1. Italian (adjective) = италиански/а/о/и
2. Italian (man) = италианец
3. Italian (woman) = италианкa
4. Italian (language) = италиански
иа is actually pronounced я


----------



## itreius

1. Italian (adjective) = talijanski
2. Italian (man) = Talijan
3. Italian (woman) = Talijanka
4. Italian (language) = talijanski (jezik), the older, now non-standard form is _talijanština_


----------



## Encolpius

TriglavNationalPark said:


> Slovenian:
> 
> 1. Italian (adjective) = italijanski
> 2. Italian (man) = Italijan
> 3. Italian (woman) = Italijanka
> 4. Italian (language) = italijanščina, italijanski jezik



Oh, very interesting you use italijanščina...an some have ta-, others ita-.


----------



## BezierCurve

Polish:

1. Italian (adjective) = włoski/włoska/włoskie/włoscy (depending on the gender/number/personal vs. non-personal)
2. Italian (man) = Włoch
3. Italian (woman) = Włoszka
4. Italian (language) = włoski

I think your hypothesis (at least for Russian and Polish) is true for male gender singular only (when adjective = language).


----------



## francisgranada

In Polish there is _polszczyzna _for the Polish language. This doesn'work for other languages? (e.g. "włoszczyzna" ...)


----------



## BezierCurve

It works for some languages (like chińszczyzna) incidentally _włoszczyzna_ has a different meaning though (that's what you call popular vegetables used mostly for making soup).
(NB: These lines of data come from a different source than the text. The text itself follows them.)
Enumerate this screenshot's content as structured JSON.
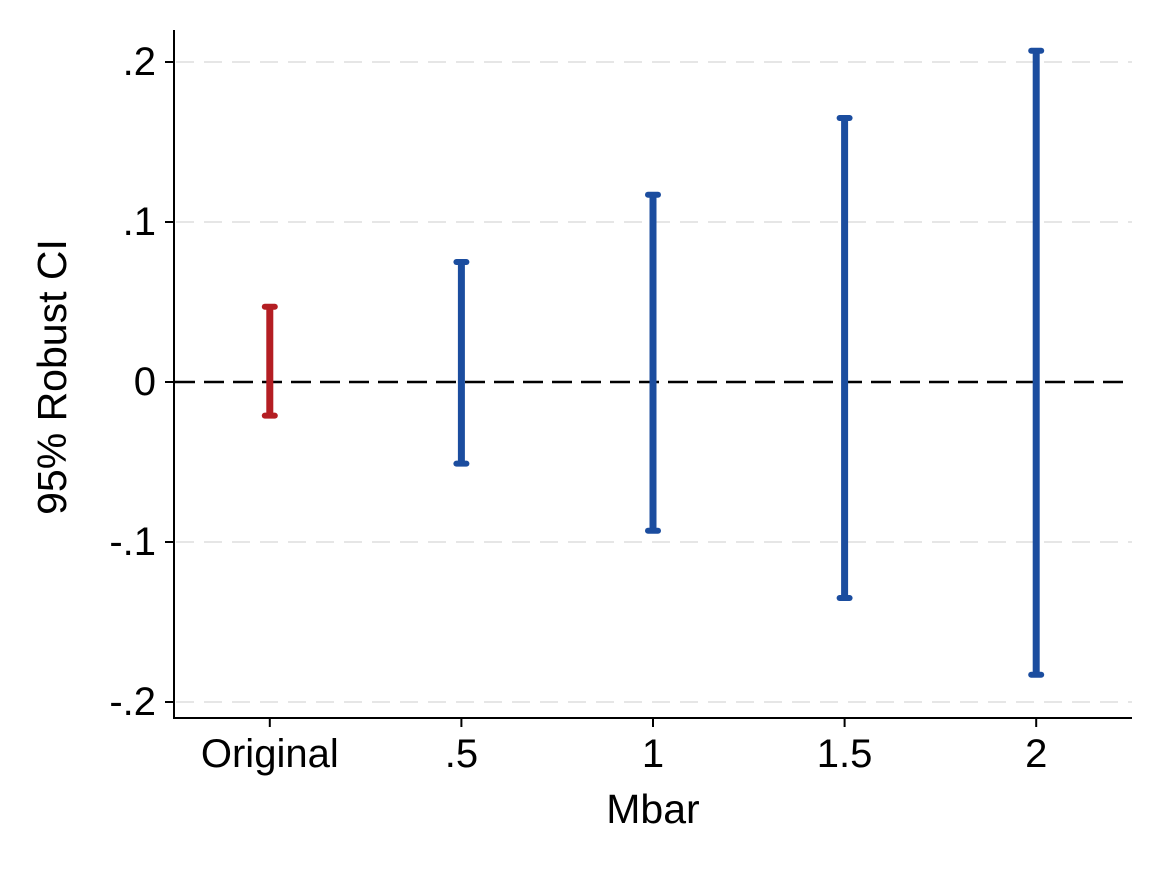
{
  "chart_data": {
    "type": "bar",
    "bar_style": "capped-range",
    "categories": [
      "Original",
      ".5",
      "1",
      "1.5",
      "2"
    ],
    "series": [
      {
        "lower": [
          -0.021,
          -0.051,
          -0.093,
          -0.135,
          -0.183
        ],
        "upper": [
          0.047,
          0.075,
          0.117,
          0.165,
          0.207
        ],
        "colors": [
          "#b41e23",
          "#1b4d9f",
          "#1b4d9f",
          "#1b4d9f",
          "#1b4d9f"
        ]
      }
    ],
    "xlabel": "Mbar",
    "ylabel": "95% Robust CI",
    "ylim": [
      -0.21,
      0.22
    ],
    "yticks": [
      0.2,
      0.1,
      0,
      -0.1,
      -0.2
    ],
    "ytick_labels": [
      ".2",
      ".1",
      "0",
      "-.1",
      "-.2"
    ],
    "grid": true,
    "grid_color": "#e6e6e6",
    "reference_line": {
      "y": 0,
      "color": "#000000"
    }
  }
}
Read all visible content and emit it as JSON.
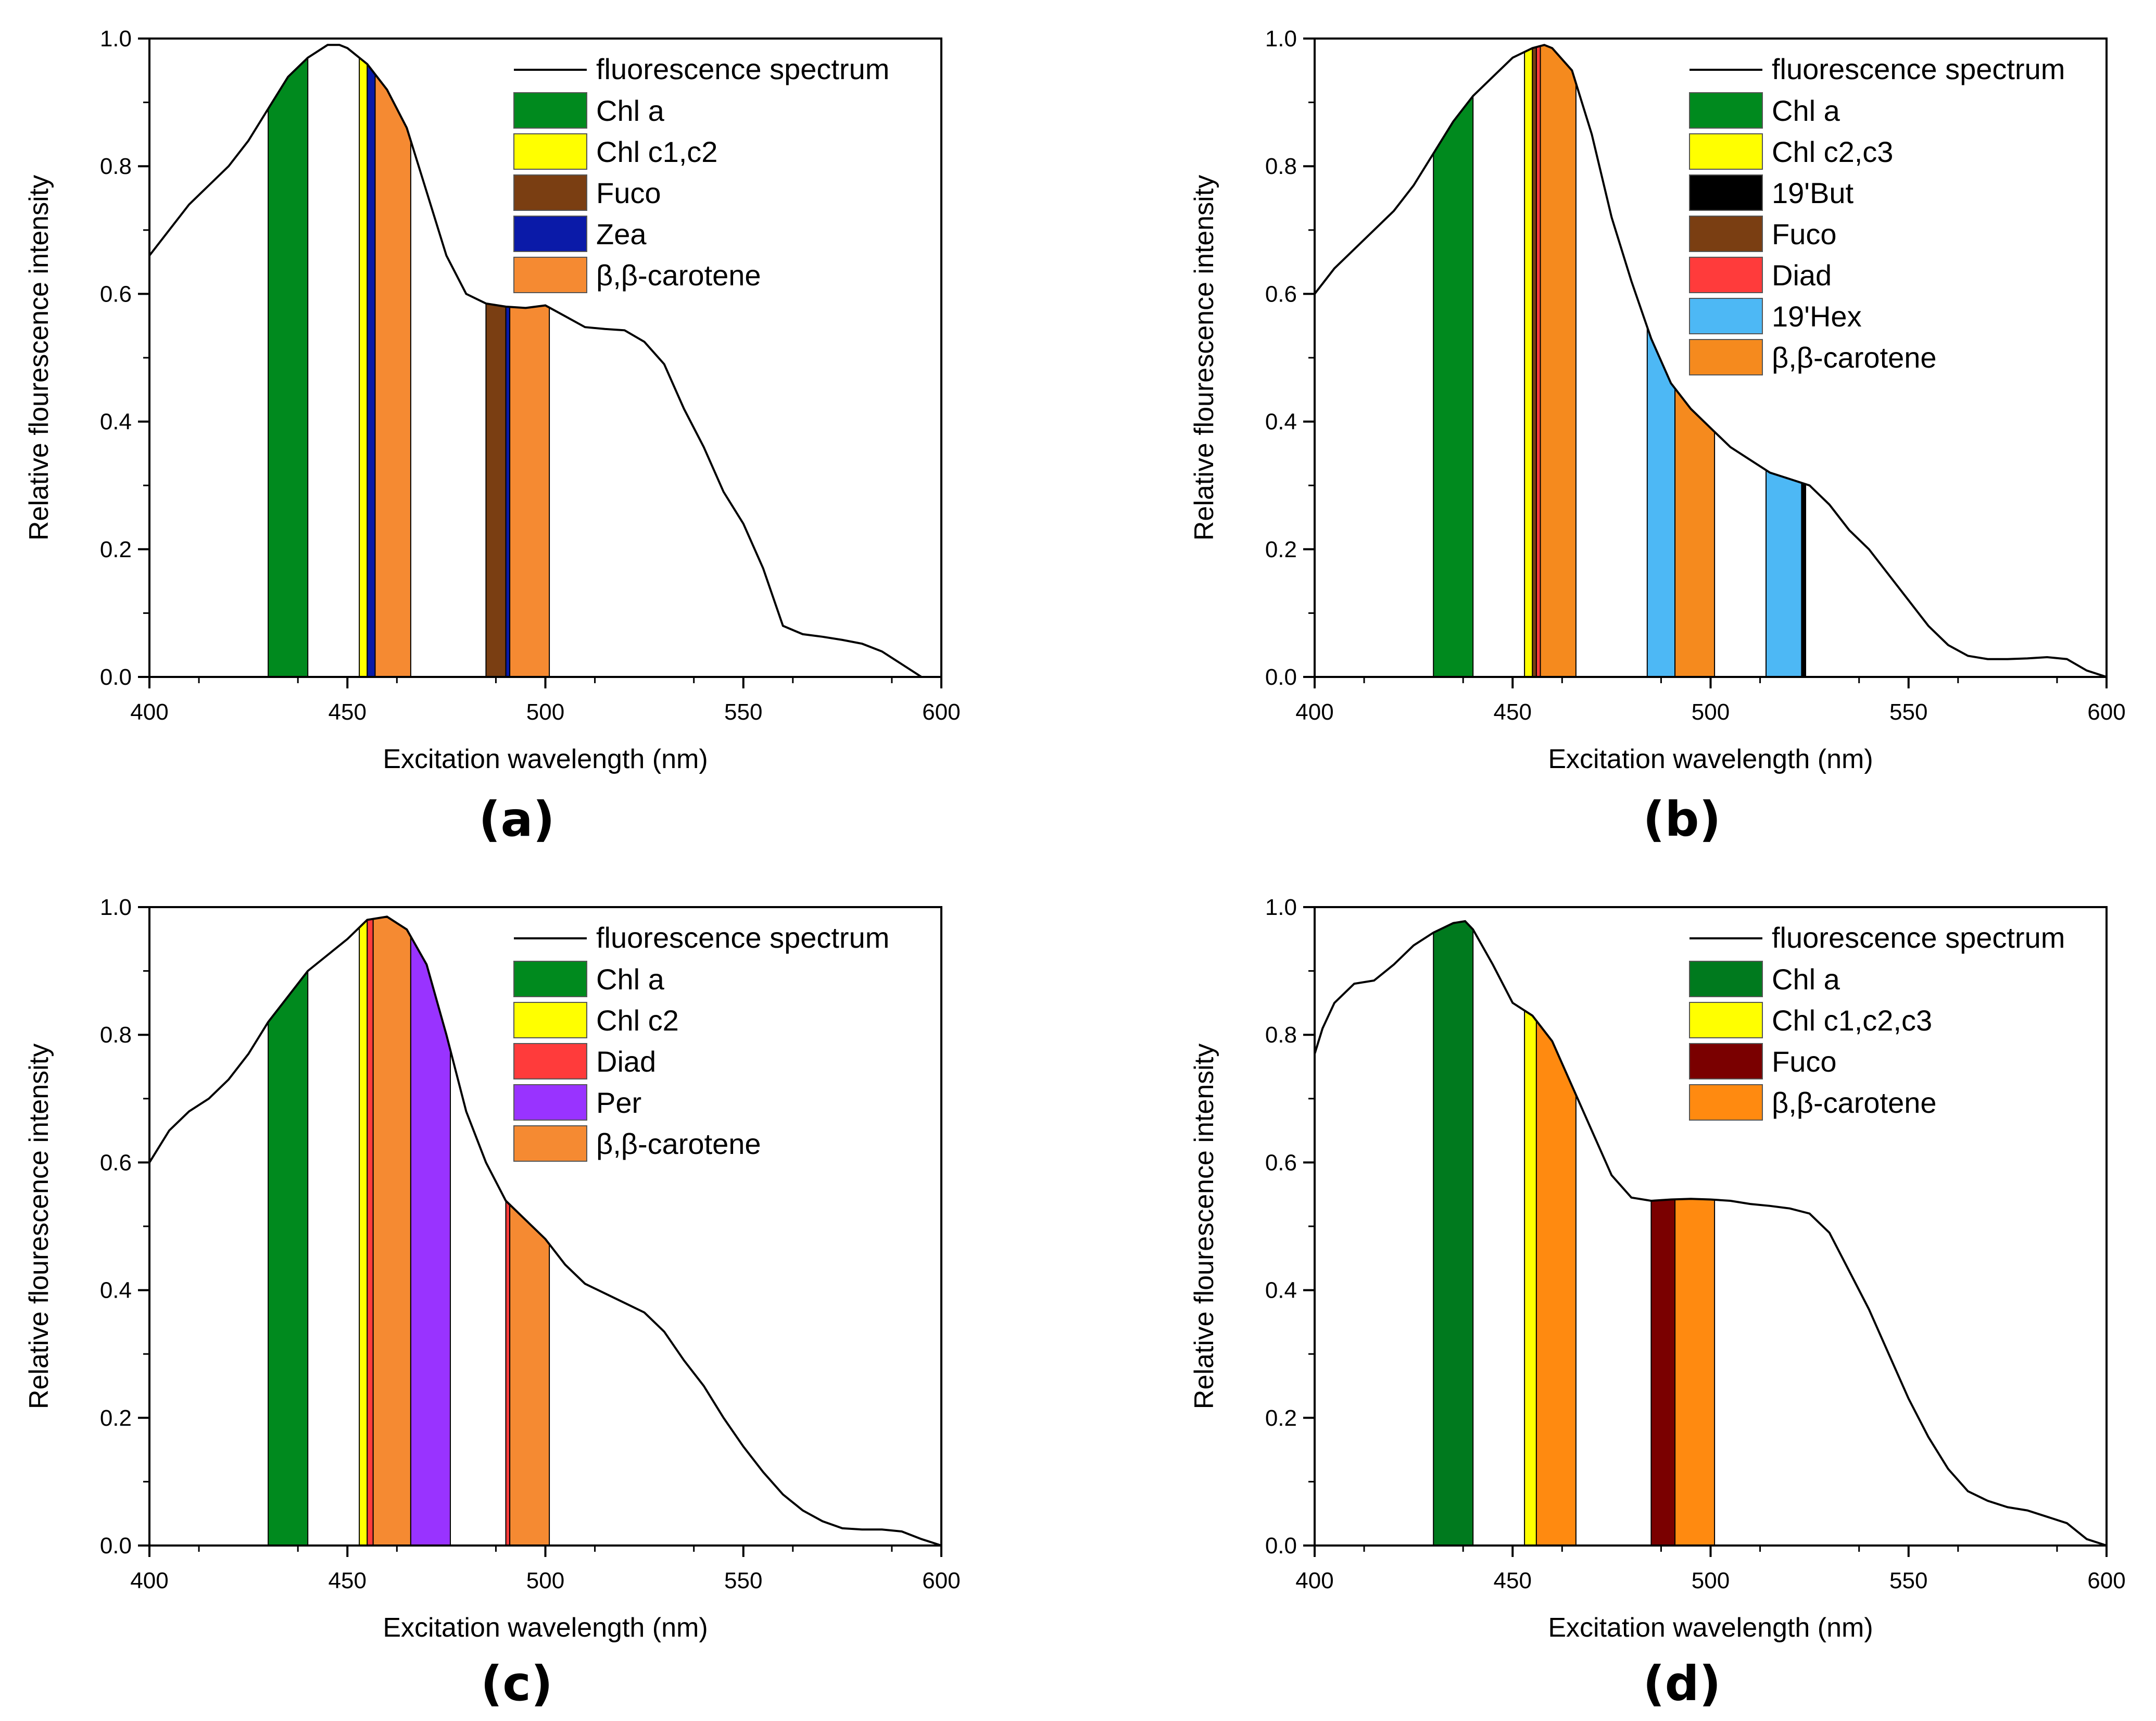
{
  "figure": {
    "panels": [
      "(a)",
      "(b)",
      "(c)",
      "(d)"
    ]
  },
  "chart_data": [
    {
      "type": "area",
      "panel_label": "(a)",
      "xlabel": "Excitation wavelength (nm)",
      "ylabel": "Relative flourescence intensity",
      "xlim": [
        400,
        600
      ],
      "ylim": [
        0,
        1.0
      ],
      "x_ticks": [
        "400",
        "450",
        "500",
        "550",
        "600"
      ],
      "y_ticks": [
        "0.0",
        "0.2",
        "0.4",
        "0.6",
        "0.8",
        "1.0"
      ],
      "line_label": "fluorescence spectrum",
      "spectrum": {
        "x": [
          400,
          405,
          410,
          415,
          420,
          425,
          430,
          435,
          440,
          445,
          448,
          450,
          455,
          460,
          465,
          470,
          475,
          480,
          485,
          490,
          495,
          500,
          505,
          510,
          515,
          520,
          525,
          530,
          535,
          540,
          545,
          550,
          555,
          560,
          565,
          570,
          575,
          580,
          585,
          590,
          595,
          600
        ],
        "y": [
          0.66,
          0.7,
          0.74,
          0.77,
          0.8,
          0.84,
          0.89,
          0.94,
          0.97,
          0.99,
          0.99,
          0.985,
          0.96,
          0.92,
          0.86,
          0.76,
          0.66,
          0.6,
          0.585,
          0.58,
          0.578,
          0.582,
          0.565,
          0.548,
          0.545,
          0.543,
          0.525,
          0.49,
          0.42,
          0.36,
          0.29,
          0.24,
          0.17,
          0.08,
          0.067,
          0.063,
          0.058,
          0.052,
          0.04,
          0.02,
          0.0,
          0.0
        ]
      },
      "legend": [
        {
          "name": "Chl a",
          "color": "#008a1e"
        },
        {
          "name": "Chl c1,c2",
          "color": "#ffff00"
        },
        {
          "name": "Fuco",
          "color": "#7a3e12"
        },
        {
          "name": "Zea",
          "color": "#0a1aa8"
        },
        {
          "name": "β,β-carotene",
          "color": "#f58a32"
        }
      ],
      "bands": [
        {
          "name": "Chl a",
          "x0": 430,
          "x1": 440,
          "color": "#008a1e"
        },
        {
          "name": "Chl c1,c2",
          "x0": 453,
          "x1": 455,
          "color": "#ffff00"
        },
        {
          "name": "Zea",
          "x0": 455,
          "x1": 457,
          "color": "#0a1aa8"
        },
        {
          "name": "β,β-carotene",
          "x0": 457,
          "x1": 466,
          "color": "#f58a32"
        },
        {
          "name": "Fuco",
          "x0": 485,
          "x1": 490,
          "color": "#7a3e12"
        },
        {
          "name": "Zea",
          "x0": 490,
          "x1": 491,
          "color": "#0a1aa8"
        },
        {
          "name": "β,β-carotene",
          "x0": 491,
          "x1": 501,
          "color": "#f58a32"
        }
      ]
    },
    {
      "type": "area",
      "panel_label": "(b)",
      "xlabel": "Excitation wavelength (nm)",
      "ylabel": "Relative flourescence intensity",
      "xlim": [
        400,
        600
      ],
      "ylim": [
        0,
        1.0
      ],
      "x_ticks": [
        "400",
        "450",
        "500",
        "550",
        "600"
      ],
      "y_ticks": [
        "0.0",
        "0.2",
        "0.4",
        "0.6",
        "0.8",
        "1.0"
      ],
      "line_label": "fluorescence spectrum",
      "spectrum": {
        "x": [
          400,
          405,
          410,
          415,
          420,
          425,
          430,
          435,
          440,
          445,
          450,
          455,
          458,
          460,
          465,
          470,
          475,
          480,
          485,
          490,
          495,
          500,
          505,
          510,
          515,
          520,
          525,
          530,
          535,
          540,
          545,
          550,
          555,
          560,
          565,
          570,
          575,
          580,
          585,
          590,
          595,
          600
        ],
        "y": [
          0.6,
          0.64,
          0.67,
          0.7,
          0.73,
          0.77,
          0.82,
          0.87,
          0.91,
          0.94,
          0.97,
          0.985,
          0.99,
          0.985,
          0.95,
          0.85,
          0.72,
          0.62,
          0.53,
          0.46,
          0.42,
          0.39,
          0.36,
          0.34,
          0.32,
          0.31,
          0.3,
          0.27,
          0.23,
          0.2,
          0.16,
          0.12,
          0.08,
          0.05,
          0.033,
          0.028,
          0.028,
          0.029,
          0.031,
          0.028,
          0.01,
          0.0
        ]
      },
      "legend": [
        {
          "name": "Chl a",
          "color": "#008a1e"
        },
        {
          "name": "Chl c2,c3",
          "color": "#ffff00"
        },
        {
          "name": "19'But",
          "color": "#000000"
        },
        {
          "name": "Fuco",
          "color": "#7a3e12"
        },
        {
          "name": "Diad",
          "color": "#ff3b3b"
        },
        {
          "name": "19'Hex",
          "color": "#4db8f5"
        },
        {
          "name": "β,β-carotene",
          "color": "#f58a1e"
        }
      ],
      "bands": [
        {
          "name": "Chl a",
          "x0": 430,
          "x1": 440,
          "color": "#008a1e"
        },
        {
          "name": "Chl c2,c3",
          "x0": 453,
          "x1": 455,
          "color": "#ffff00"
        },
        {
          "name": "Fuco",
          "x0": 455,
          "x1": 456,
          "color": "#7a3e12"
        },
        {
          "name": "Diad",
          "x0": 456,
          "x1": 457,
          "color": "#ff3b3b"
        },
        {
          "name": "β,β-carotene",
          "x0": 457,
          "x1": 466,
          "color": "#f58a1e"
        },
        {
          "name": "19'Hex",
          "x0": 484,
          "x1": 491,
          "color": "#4db8f5"
        },
        {
          "name": "β,β-carotene",
          "x0": 491,
          "x1": 501,
          "color": "#f58a1e"
        },
        {
          "name": "19'Hex",
          "x0": 514,
          "x1": 523,
          "color": "#4db8f5"
        },
        {
          "name": "19'But",
          "x0": 523,
          "x1": 524,
          "color": "#000000"
        }
      ]
    },
    {
      "type": "area",
      "panel_label": "(c)",
      "xlabel": "Excitation wavelength (nm)",
      "ylabel": "Relative flourescence intensity",
      "xlim": [
        400,
        600
      ],
      "ylim": [
        0,
        1.0
      ],
      "x_ticks": [
        "400",
        "450",
        "500",
        "550",
        "600"
      ],
      "y_ticks": [
        "0.0",
        "0.2",
        "0.4",
        "0.6",
        "0.8",
        "1.0"
      ],
      "line_label": "fluorescence spectrum",
      "spectrum": {
        "x": [
          400,
          405,
          410,
          415,
          420,
          425,
          430,
          435,
          440,
          445,
          450,
          455,
          460,
          465,
          470,
          475,
          480,
          485,
          490,
          495,
          500,
          505,
          510,
          515,
          520,
          525,
          530,
          535,
          540,
          545,
          550,
          555,
          560,
          565,
          570,
          575,
          580,
          585,
          590,
          595,
          600
        ],
        "y": [
          0.6,
          0.65,
          0.68,
          0.7,
          0.73,
          0.77,
          0.82,
          0.86,
          0.9,
          0.925,
          0.95,
          0.98,
          0.985,
          0.965,
          0.91,
          0.8,
          0.68,
          0.6,
          0.54,
          0.51,
          0.48,
          0.44,
          0.41,
          0.395,
          0.38,
          0.365,
          0.335,
          0.29,
          0.25,
          0.2,
          0.155,
          0.115,
          0.08,
          0.055,
          0.038,
          0.027,
          0.025,
          0.025,
          0.022,
          0.01,
          0.0
        ]
      },
      "legend": [
        {
          "name": "Chl a",
          "color": "#008a1e"
        },
        {
          "name": "Chl c2",
          "color": "#ffff00"
        },
        {
          "name": "Diad",
          "color": "#ff3b3b"
        },
        {
          "name": "Per",
          "color": "#9933ff"
        },
        {
          "name": "β,β-carotene",
          "color": "#f58a32"
        }
      ],
      "bands": [
        {
          "name": "Chl a",
          "x0": 430,
          "x1": 440,
          "color": "#008a1e"
        },
        {
          "name": "Chl c2",
          "x0": 453,
          "x1": 455,
          "color": "#ffff00"
        },
        {
          "name": "Diad",
          "x0": 455,
          "x1": 456.5,
          "color": "#ff3b3b"
        },
        {
          "name": "β,β-carotene",
          "x0": 456.5,
          "x1": 466,
          "color": "#f58a32"
        },
        {
          "name": "Per",
          "x0": 466,
          "x1": 476,
          "color": "#9933ff"
        },
        {
          "name": "Diad",
          "x0": 490,
          "x1": 491,
          "color": "#ff3b3b"
        },
        {
          "name": "β,β-carotene",
          "x0": 491,
          "x1": 501,
          "color": "#f58a32"
        }
      ]
    },
    {
      "type": "area",
      "panel_label": "(d)",
      "xlabel": "Excitation wavelength (nm)",
      "ylabel": "Relative flourescence intensity",
      "xlim": [
        400,
        600
      ],
      "ylim": [
        0,
        1.0
      ],
      "x_ticks": [
        "400",
        "450",
        "500",
        "550",
        "600"
      ],
      "y_ticks": [
        "0.0",
        "0.2",
        "0.4",
        "0.6",
        "0.8",
        "1.0"
      ],
      "line_label": "fluorescence spectrum",
      "spectrum": {
        "x": [
          400,
          402,
          405,
          410,
          415,
          420,
          425,
          430,
          435,
          438,
          440,
          445,
          450,
          455,
          460,
          465,
          470,
          475,
          480,
          485,
          490,
          495,
          500,
          505,
          510,
          515,
          520,
          525,
          530,
          535,
          540,
          545,
          550,
          555,
          560,
          565,
          570,
          575,
          580,
          585,
          590,
          595,
          600
        ],
        "y": [
          0.77,
          0.81,
          0.85,
          0.88,
          0.885,
          0.91,
          0.94,
          0.96,
          0.975,
          0.978,
          0.965,
          0.91,
          0.85,
          0.83,
          0.79,
          0.72,
          0.65,
          0.58,
          0.545,
          0.54,
          0.542,
          0.543,
          0.542,
          0.54,
          0.535,
          0.532,
          0.528,
          0.52,
          0.49,
          0.43,
          0.37,
          0.3,
          0.23,
          0.17,
          0.12,
          0.085,
          0.07,
          0.06,
          0.055,
          0.045,
          0.035,
          0.01,
          0.0
        ]
      },
      "legend": [
        {
          "name": "Chl a",
          "color": "#007a1e"
        },
        {
          "name": "Chl c1,c2,c3",
          "color": "#ffff00"
        },
        {
          "name": "Fuco",
          "color": "#7a0000"
        },
        {
          "name": "β,β-carotene",
          "color": "#ff8a10"
        }
      ],
      "bands": [
        {
          "name": "Chl a",
          "x0": 430,
          "x1": 440,
          "color": "#007a1e"
        },
        {
          "name": "Chl c1,c2,c3",
          "x0": 453,
          "x1": 456,
          "color": "#ffff00"
        },
        {
          "name": "β,β-carotene",
          "x0": 456,
          "x1": 466,
          "color": "#ff8a10"
        },
        {
          "name": "Fuco",
          "x0": 485,
          "x1": 491,
          "color": "#7a0000"
        },
        {
          "name": "β,β-carotene",
          "x0": 491,
          "x1": 501,
          "color": "#ff8a10"
        }
      ]
    }
  ]
}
EDIT: Just double-checked to find out that it can indeed refer also to Italian culture, language etc., so it constitutes a slightly bigger range of meanings.


----------



## francisgranada

Encolpius said:


> Oh, very interesting you use italijanščina...an some have ta-, others ita-.


This is probably due to some North Italian dialects (or regional languages), where italiano is _taliàn._ In the past, this word was used also in Hungarian (talján, talián).

@BezierCurve. Thanks for your answer.


----------



## Maroseika

*Russian *

1. Italian (adjective) = итальянский/ая/ое
2. Italian (man) = итальянец
3. Italian (woman) = итальянка
4. Italian (language) = итальянский
5. Italian (cliché based on the painting and music of XVIII - XIX centuries, a bit pejorative) = итальянщина
6. Italian (accordion - a single-row button type) = тальянка


----------



## Gnoj

*Macedonian*

1. Italian (adjective) = италијански/италијанска/италијанско [italijanski/italijanska/italijansko] (plural & masc.singular/feminine/neutral)
2. Italian (man) = Италијанец [Italijanec], plural: Италијанци [Italijanci]
3. Italian (woman) = Италијанка [Italijanka], plural: Италијанки [Italijanki]

2 & 3:
a) Италијанец + Италијанка = Италијанци
b) Италијанци + Италијанки = Италијанци

4. Italian (language) = италијански (јазик) [italijanski (jazik)]
5. Italian (child) = Италијанче [Italijanče], plural: Италијанчиња [Italijančinja]


----------